Tie-out is correct for TY25.

**`generate_tax_pdf_tool` returned:** `{"id": "c533a4f6-...", "status": "pending"}`

**`get_tax_pdf_tool` (next call):** `{"status": "completed", "url": ".../pilot-tax-return-TY25.pdf?...1hr-token..."}`

PDF labeled "pilot" — engine self-identifies as estimator-grade output.

---

## 9. Recommendation + next steps

**Status:** ❌ **Aiwyn insufficient.
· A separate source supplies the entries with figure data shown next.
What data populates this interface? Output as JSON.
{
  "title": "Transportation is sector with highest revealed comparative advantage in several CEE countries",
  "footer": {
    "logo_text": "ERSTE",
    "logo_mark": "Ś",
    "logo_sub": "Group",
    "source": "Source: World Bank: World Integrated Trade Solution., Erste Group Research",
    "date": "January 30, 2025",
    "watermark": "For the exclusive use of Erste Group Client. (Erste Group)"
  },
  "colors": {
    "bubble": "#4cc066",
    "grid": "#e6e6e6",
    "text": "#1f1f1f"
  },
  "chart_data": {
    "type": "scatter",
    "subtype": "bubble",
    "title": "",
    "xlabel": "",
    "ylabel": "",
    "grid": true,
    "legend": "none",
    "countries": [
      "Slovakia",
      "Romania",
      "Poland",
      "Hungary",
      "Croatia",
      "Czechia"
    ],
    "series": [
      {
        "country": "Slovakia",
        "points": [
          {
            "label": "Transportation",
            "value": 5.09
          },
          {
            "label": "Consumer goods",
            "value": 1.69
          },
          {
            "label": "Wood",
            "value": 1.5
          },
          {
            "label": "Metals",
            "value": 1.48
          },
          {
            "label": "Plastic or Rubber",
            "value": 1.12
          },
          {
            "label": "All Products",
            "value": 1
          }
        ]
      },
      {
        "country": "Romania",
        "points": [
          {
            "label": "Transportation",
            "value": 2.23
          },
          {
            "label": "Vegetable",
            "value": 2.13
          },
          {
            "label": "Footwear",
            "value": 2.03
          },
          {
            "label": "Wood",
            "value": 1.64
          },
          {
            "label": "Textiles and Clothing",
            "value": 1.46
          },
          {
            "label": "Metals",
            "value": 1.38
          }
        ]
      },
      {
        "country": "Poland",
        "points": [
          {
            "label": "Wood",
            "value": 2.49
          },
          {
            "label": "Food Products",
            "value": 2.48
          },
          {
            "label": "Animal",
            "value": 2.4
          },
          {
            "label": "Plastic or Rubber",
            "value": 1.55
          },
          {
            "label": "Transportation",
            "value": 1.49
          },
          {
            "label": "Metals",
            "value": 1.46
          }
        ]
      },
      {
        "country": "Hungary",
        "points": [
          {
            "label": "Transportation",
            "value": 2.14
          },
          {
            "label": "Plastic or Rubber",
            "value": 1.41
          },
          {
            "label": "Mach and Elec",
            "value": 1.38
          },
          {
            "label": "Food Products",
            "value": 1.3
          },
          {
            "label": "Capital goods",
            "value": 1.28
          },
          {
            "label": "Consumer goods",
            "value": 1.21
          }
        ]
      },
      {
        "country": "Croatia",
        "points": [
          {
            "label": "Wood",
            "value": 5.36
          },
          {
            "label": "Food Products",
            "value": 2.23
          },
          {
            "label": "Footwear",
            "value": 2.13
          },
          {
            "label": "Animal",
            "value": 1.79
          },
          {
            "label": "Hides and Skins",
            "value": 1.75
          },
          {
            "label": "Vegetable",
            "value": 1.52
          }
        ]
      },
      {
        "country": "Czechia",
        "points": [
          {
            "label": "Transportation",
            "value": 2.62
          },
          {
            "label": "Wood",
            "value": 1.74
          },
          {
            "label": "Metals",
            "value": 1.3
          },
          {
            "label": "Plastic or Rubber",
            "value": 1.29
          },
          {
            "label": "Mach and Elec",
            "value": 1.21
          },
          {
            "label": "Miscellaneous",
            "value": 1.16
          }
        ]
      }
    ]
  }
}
Move to ProConnect Tax Online API evaluation.**

**Specific reasons (any one of which is sufficient):**
1. No 1120-S, 1065, 1120 — the entity returns that drive J2's volume.
2. No e-file submission path — only PDF.
3. Engine is consumer-fintech white-label (Column Tax), not designed for professional preparer use; commercial licensing for B2B preparer use likely requires a non-standard deal.
4. Single-year support (TY25 only) — no multi-year history, no prior-year amendments.

**What Aiwyn IS good at — for the record:**
- Clean, well-documented schema for Form 1040 + most personal-side schedules
- Real depth on CA / NY / other personal-income-tax states including PTE workflows
- Working PDF generation
- Reasonable error/validation surface

**Recommended next gate (for Larry to dispatch):**
Engage me again to evaluate **Intuit ProConnect Tax Online API** along the same dimensions:
- Form coverage (especially 1120-S, 1065)
- E-file (Intuit MeF)
- Pricing per-return at our volume
- Credential / partner-tier requirements (this is the historical gotcha with Intuit APIs — partner tier is hard to get)
- Data model fit with QBO (same vendor — should be tight)

Time-box: 1–2 days. Same deliverable format.

**If ProConnect API access is gated to partner-tier-only and we can't qualify**, fall back to the **TaxDome + Drake/UltraTax** path (Rex's Option D) and accept that the "continuous-books-to-prep" moat collapses to "tight handoff between QBO and a desktop prep package." That's still a viable J2 product — just a less differentiated one.

---

**End of evaluation.** Aiwyn gate closed. Recommend handing the next eval to me via Larry.